Etymologiquement, le mot lieutenant composé des mots " lieu " et " tenant " et visiblement dérivé du latin locum tenens c’est à dire " remplaçant "

A son origine, il a signifié, d'une manière générale, tenant lieu ou second dans la gestion d'un office. Il n'a pas d'autre sens dans le traité de Philippe de Clèves ; il n'était encore qu'un terme sans spécialité, et n'avait pas pris ce sens propre et absolu par lequel il donne l'idée d'un officier qui seconde le capitaine. C’est ainsi, qu’un commissaire des guerres[1], un chef d'escadre d'infanterie avaient un Lieutenant. Le vicaire d'un comte, un anspessade étaient Lieutenants, c'est-à-dire seconds ou prévôts.
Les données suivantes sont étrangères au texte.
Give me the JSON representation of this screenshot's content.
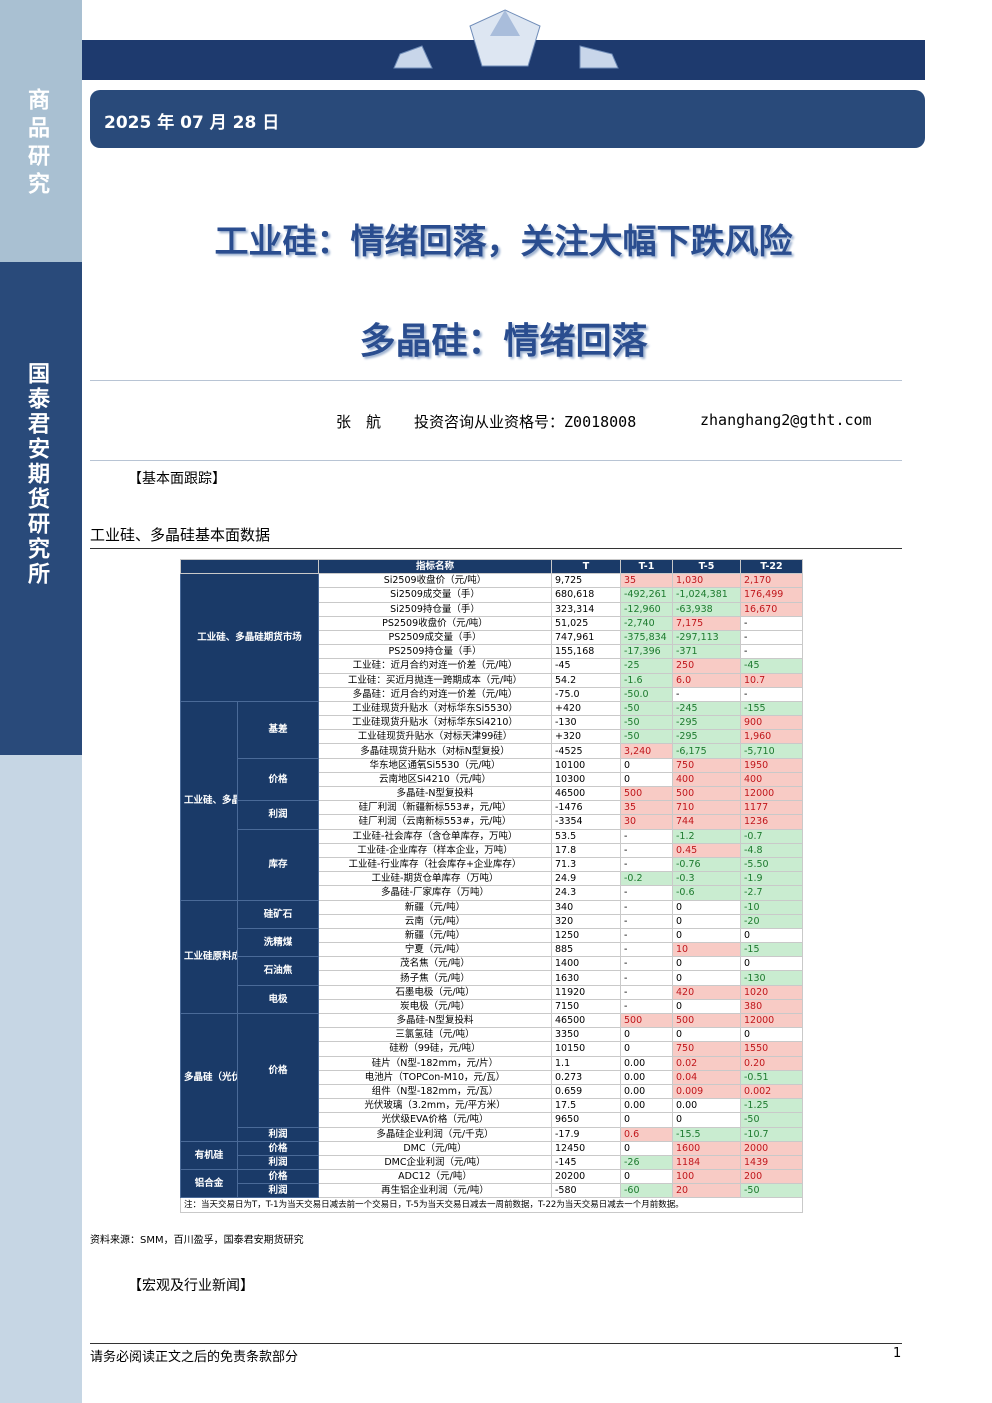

Montluc avait un Lieutenant qui était capitaine et qui commandait sous ses ordres deux compagnies.

Le sens a ensuite changé et notre langue a rendu technique le mot Lieutenant, qui autrefois serait passé pour incomplet si l'on n'eût dit : Lieutenant de qui ?

officier infanterie 1870

Lieutenant d’infanterie 1870 ©arméehistoire.fr

L'expression Lieutenant, appliquée dans le sens d'officier en second, abstraction faite du grade, répond à ce que les romains appelaient legatus. Le légat d'un consul romain était le Lieutenant d'un général, etc [2].

Au Moyen Âge, un prévôt, un bailli d'épée étaient le Lieutenant d'un banneret, d'un seigneur fieffé[3]. Le seigneur de Praissac en 1633, a méthodiquement détaillé toutes les variantes du lieutenant dans le dictionnaire de la conversation en en distinguant quatre-vingt-dix rien que pour les troupes exclusivement composées de français.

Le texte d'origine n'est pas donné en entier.